There could be another billion of unbanked, probably fewer, that can enter the system. But to make them economic, even to micropayment companies, will require infrastructure and regulatory upgrades beyond the scope of private enterprise.

Not even AliPay and Tencent’s WeChat Pay will accommodate all of the estimated 300 million Chinese still unbanked, given that their growth was founded on the back of debit card account holders – technically, the banked.

The game-changer
The positive trend favoring the next wave of FinClusion is digital identity and verification. Electronic know-your-customer capabilities and biometrics (fingerprints, facial recognition) are already making a huge difference to how people can access services. These also allow providers to cut costs. Fintechs and banks alike recognize eKYC as a game-changer.

But the starting point for these services remains a government-issued document, such as a passport. And services using facial recognition, for example, to access loans, insurance or other services are not really for the unbanked, but for lower- and middle-class people with smartphones, good mobile connections, and existing accounts.

This means the real work of getting the remaining unbanked into the financial system requires government action. India’s Aadhaar digital-identity system has issued over 1 billion people with a biometric card. This is likely to yield results over the next few years. But this is more about government infrastructure spending than it is about, say, the likes of Paytm.

Access versus understanding
There is also the separate, but important, question of to what extent fintech is making a material difference to the recently banked. Faster and cheaper remittances are fine, but do they help poor people improve their situation in life, or just help them spend their meager savings more easily?

This is the second reason to suspect that we’ve hit “peak FinClusion”: the quality of people’s interaction with fintech needs to improve along with greater access. And that’s not something that banks or tech companies are prepared to address. Education is costly, distracts providers from earning fees today, and may not reap any rewards if effort is poured into schooling up migrant workers who end up spending their savings in another country.

The point is not to disparage fintech’s role in financial inclusion. Clearly, Kenya-style mobile operators and Chinese-style internet ecosystems have given hundreds of millions of people options they never had before.

But governments will now be in the driver’s seat when it comes to that next billion. In an ideal world, they would match building Aadhaar-like platforms with a commitment to financial literacy, but this seems unlikely. What governments can do, however, is to make better use of existing financial services.
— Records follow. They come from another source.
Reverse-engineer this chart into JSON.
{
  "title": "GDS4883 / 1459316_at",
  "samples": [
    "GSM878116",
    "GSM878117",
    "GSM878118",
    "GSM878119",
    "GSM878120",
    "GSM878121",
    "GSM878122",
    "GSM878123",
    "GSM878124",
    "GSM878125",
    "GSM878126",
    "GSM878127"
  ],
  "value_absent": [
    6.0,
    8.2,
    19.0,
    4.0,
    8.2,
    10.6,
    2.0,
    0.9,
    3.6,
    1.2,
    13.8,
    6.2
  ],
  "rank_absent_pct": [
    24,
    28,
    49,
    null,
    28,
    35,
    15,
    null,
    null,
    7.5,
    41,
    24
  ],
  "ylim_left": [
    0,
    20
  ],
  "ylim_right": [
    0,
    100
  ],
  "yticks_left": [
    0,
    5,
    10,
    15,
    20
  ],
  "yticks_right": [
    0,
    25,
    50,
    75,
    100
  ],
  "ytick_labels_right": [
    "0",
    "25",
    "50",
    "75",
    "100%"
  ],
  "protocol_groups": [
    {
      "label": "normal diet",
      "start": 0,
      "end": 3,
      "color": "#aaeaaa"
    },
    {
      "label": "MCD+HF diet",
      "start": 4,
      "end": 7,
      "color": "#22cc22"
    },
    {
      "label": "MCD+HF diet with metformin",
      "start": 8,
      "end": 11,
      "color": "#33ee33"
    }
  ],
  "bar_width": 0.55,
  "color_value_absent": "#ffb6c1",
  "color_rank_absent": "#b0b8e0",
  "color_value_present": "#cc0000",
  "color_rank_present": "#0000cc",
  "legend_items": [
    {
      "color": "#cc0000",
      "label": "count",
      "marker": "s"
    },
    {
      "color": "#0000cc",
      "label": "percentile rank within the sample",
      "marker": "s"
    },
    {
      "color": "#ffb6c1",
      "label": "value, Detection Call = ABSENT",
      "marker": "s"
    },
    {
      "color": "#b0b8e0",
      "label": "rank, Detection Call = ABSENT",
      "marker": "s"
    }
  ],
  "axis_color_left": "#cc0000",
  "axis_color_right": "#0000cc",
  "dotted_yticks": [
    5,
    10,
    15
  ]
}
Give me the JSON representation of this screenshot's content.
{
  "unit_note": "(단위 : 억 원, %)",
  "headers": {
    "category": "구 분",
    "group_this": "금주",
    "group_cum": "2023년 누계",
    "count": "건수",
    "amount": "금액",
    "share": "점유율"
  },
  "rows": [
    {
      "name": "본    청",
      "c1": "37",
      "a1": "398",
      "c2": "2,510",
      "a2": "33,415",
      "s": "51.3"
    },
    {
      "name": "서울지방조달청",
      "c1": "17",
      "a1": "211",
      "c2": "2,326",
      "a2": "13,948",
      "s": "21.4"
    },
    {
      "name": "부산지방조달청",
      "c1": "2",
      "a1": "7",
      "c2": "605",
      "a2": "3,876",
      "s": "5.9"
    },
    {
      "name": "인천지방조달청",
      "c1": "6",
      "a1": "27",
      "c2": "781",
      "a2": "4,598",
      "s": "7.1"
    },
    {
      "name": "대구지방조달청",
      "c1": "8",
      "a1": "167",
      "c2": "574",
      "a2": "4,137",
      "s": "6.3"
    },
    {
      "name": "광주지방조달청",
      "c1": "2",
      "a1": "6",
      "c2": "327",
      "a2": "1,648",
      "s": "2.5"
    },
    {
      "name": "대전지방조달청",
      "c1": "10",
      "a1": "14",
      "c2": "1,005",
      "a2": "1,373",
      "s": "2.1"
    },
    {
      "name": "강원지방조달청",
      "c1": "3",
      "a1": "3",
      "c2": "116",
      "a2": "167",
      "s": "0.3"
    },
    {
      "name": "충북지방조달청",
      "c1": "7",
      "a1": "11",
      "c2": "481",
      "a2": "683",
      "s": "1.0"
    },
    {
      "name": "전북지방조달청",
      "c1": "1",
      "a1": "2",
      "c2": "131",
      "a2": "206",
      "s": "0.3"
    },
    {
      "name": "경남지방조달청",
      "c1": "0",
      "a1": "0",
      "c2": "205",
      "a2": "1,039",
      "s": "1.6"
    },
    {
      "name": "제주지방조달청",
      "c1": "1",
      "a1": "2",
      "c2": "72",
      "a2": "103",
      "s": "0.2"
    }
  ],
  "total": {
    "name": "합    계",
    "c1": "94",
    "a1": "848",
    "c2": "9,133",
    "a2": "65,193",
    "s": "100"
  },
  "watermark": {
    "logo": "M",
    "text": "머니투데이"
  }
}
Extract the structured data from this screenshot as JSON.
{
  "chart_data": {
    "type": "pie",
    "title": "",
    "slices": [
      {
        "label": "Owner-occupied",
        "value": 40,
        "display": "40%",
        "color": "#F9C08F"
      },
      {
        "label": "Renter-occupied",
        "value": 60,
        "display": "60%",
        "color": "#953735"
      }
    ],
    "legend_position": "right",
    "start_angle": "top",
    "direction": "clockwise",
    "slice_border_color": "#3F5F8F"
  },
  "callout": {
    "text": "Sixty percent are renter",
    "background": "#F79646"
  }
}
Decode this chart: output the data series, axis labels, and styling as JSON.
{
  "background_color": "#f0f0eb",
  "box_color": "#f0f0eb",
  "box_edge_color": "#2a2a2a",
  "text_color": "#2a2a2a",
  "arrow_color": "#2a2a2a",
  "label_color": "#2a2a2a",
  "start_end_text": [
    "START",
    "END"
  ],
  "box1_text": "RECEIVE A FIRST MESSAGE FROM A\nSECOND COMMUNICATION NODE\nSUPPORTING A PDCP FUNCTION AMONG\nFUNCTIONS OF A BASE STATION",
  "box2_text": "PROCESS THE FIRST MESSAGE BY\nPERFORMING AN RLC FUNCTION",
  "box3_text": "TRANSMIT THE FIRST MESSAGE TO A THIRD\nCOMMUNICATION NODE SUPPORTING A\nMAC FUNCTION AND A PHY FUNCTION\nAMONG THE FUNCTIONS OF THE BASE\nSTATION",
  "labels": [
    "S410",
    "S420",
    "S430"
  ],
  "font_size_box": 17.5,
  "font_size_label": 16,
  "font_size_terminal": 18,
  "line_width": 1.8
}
Public-sector wages, pensions, unemployment benefits and other transfers are increasingly being paid into mobile or bank accounts. The World Bank says about one in four adults in emerging markets receives such payments. This will be the most important vehicle now for expanding account access, taking over from remittances (except in some sub-Sahara African countries).

The moral case for fintech, as not just an alternative to banks but as a means of lifting people’s circumstances, is strongest catering to micro enterprises. Data-driven fintechs measure user behavior and collect information about a business. The more a payments channel gets used, the more attractive the terms a tech company can offer.

But this is a benefit for those already with an account, not for the poorest 40% of households in developing countries. For the final billion of unbanked, look more to “GovClusion” than fintech to get them onto the grid.